The short term design concepts that emerged following these principles included quick fixes that would reduce the steps needed to complete the work. For example, to create an object in the application, the user had to fill out a basic form, navigate to the object and open each property to modify the value. This meant a lot of waiting for page loads and navigating back and forth. So I identified the key fields that were needed 90% of the time and surfaced these in the initial creation form. A simple change that reduced creation time of the object dramatically.

By surfacing fields that were used 90% of the time the the time on task decreased dramatically
Sample workflow improvement gained from a small form redesign

Medium term concepts included guided workflows for single items as well as bulk, and consolidation of the setup process into a single view (instead of requiring multiple jumps in the application).

Sample explorations for data entry

The long term concepts required a complete reimagining of our data structures and the conceptual model by which users defined data relationships. In the current workflow users had to recreate data that existed outside of our application, which created a challenge to maintain accuracy. As part of the redesign I explored ways of allowing users to make direct associations between data outside our system, and automatically creating the data structures needed in the back-end.

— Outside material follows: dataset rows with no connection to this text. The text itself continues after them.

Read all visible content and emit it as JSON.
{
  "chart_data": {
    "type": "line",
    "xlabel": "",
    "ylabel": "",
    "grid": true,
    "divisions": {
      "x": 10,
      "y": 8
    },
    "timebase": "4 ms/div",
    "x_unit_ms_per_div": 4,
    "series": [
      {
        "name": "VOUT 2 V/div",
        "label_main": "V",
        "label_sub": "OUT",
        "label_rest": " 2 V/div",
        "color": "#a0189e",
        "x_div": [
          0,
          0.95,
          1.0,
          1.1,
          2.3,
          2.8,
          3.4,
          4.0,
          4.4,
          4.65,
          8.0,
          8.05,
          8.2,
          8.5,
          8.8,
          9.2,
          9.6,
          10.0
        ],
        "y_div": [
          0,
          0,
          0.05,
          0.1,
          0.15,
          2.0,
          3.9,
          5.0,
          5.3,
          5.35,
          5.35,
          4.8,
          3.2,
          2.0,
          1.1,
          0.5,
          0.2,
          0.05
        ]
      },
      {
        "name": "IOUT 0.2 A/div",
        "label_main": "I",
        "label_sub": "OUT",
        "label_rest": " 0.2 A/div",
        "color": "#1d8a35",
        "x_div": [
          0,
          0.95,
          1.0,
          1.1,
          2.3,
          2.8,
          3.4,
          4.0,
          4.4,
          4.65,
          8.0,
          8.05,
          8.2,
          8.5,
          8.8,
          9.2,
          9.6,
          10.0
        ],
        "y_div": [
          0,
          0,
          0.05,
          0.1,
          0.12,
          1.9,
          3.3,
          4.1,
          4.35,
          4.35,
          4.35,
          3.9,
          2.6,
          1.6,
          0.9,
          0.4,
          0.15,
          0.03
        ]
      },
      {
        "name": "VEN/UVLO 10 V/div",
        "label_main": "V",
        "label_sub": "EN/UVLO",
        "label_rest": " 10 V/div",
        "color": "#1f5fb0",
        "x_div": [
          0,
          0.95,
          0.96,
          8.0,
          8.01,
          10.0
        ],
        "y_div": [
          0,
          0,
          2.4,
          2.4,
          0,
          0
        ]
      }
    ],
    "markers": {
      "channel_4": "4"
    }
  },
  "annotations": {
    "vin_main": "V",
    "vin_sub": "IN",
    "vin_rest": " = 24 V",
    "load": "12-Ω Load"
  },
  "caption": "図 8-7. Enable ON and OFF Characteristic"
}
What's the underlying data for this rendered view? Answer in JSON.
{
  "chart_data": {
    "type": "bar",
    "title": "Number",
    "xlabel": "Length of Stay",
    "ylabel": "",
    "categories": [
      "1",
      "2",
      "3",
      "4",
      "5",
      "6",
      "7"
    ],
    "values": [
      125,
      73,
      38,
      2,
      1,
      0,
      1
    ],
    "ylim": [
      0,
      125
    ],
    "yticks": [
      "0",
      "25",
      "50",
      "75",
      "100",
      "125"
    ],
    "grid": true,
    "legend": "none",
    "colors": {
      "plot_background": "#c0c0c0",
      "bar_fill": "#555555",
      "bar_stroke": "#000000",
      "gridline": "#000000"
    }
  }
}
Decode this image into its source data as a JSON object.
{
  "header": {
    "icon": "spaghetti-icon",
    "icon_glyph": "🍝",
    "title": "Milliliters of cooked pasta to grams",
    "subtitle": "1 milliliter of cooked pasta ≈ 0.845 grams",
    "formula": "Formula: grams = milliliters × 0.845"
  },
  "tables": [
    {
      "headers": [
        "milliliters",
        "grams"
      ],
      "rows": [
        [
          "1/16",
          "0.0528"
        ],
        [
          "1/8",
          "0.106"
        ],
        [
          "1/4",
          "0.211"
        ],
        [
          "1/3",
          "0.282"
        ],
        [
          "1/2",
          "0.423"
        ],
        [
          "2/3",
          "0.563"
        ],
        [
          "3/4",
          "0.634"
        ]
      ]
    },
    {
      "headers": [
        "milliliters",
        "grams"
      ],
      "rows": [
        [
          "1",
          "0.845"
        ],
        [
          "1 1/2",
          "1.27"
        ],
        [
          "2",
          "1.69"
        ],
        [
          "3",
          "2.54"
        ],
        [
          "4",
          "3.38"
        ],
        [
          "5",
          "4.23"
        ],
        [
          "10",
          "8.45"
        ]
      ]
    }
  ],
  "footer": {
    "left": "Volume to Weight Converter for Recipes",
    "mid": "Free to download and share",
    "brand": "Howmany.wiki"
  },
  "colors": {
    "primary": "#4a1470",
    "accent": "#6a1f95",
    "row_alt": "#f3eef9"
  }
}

Associating data directly from external sources

Because this involved at big conceptual changes in the application, I held sessions with users to validate the storyboards and get their inputs on the general direction. The feedback on the direction was mixed. We got positive responses to the workflow improvements, but several users were confused with the terminology and new concepts. This insight helped drive a simplification of what gets exposed to the user and hide all the “plumbing” specific to how we make the back-end work. I then fleshed higher fidelity mockups of the long term vision.

Defining the roadmap

Throughout the project I partnered with Product Management to define a phased approach to delivering the vision experience. This was based on available resources and sequential order of solve. I fleshed out how the user experience would change on each phase and identified expected time-on-task gains per phase.

To help align the teams internally on scope and determine the work they would need to do, I created a storyboard for each phase. This was key to illustrate in a concise way how the experience evolved with each phase, before drilling into the specific details. This also helped maintain a target view of resources and time needed to complete this work.

Sample of workflow evolution and time reduction at different milestones in the project

My takeaways

When dealing with a lot of stakeholders, level setting is key to having more productive discussions. I found the use of storyboards and flow diagrams to help teams understand the current state and customer pain points was an effective way to generate empathy for the users a. This got them interested in learning more, at which time they were ready to consume a more in-depth research report I had prepared.

In large projects like this, coming up with a design solution that will solve the problem is the easiest part. The hardest part is getting teams and leadership to understand why it is a problem and the value of solving it for the success of the organization. This requires a lot of communication, coordination and aligning priorities (and budgets) to plan out the execution.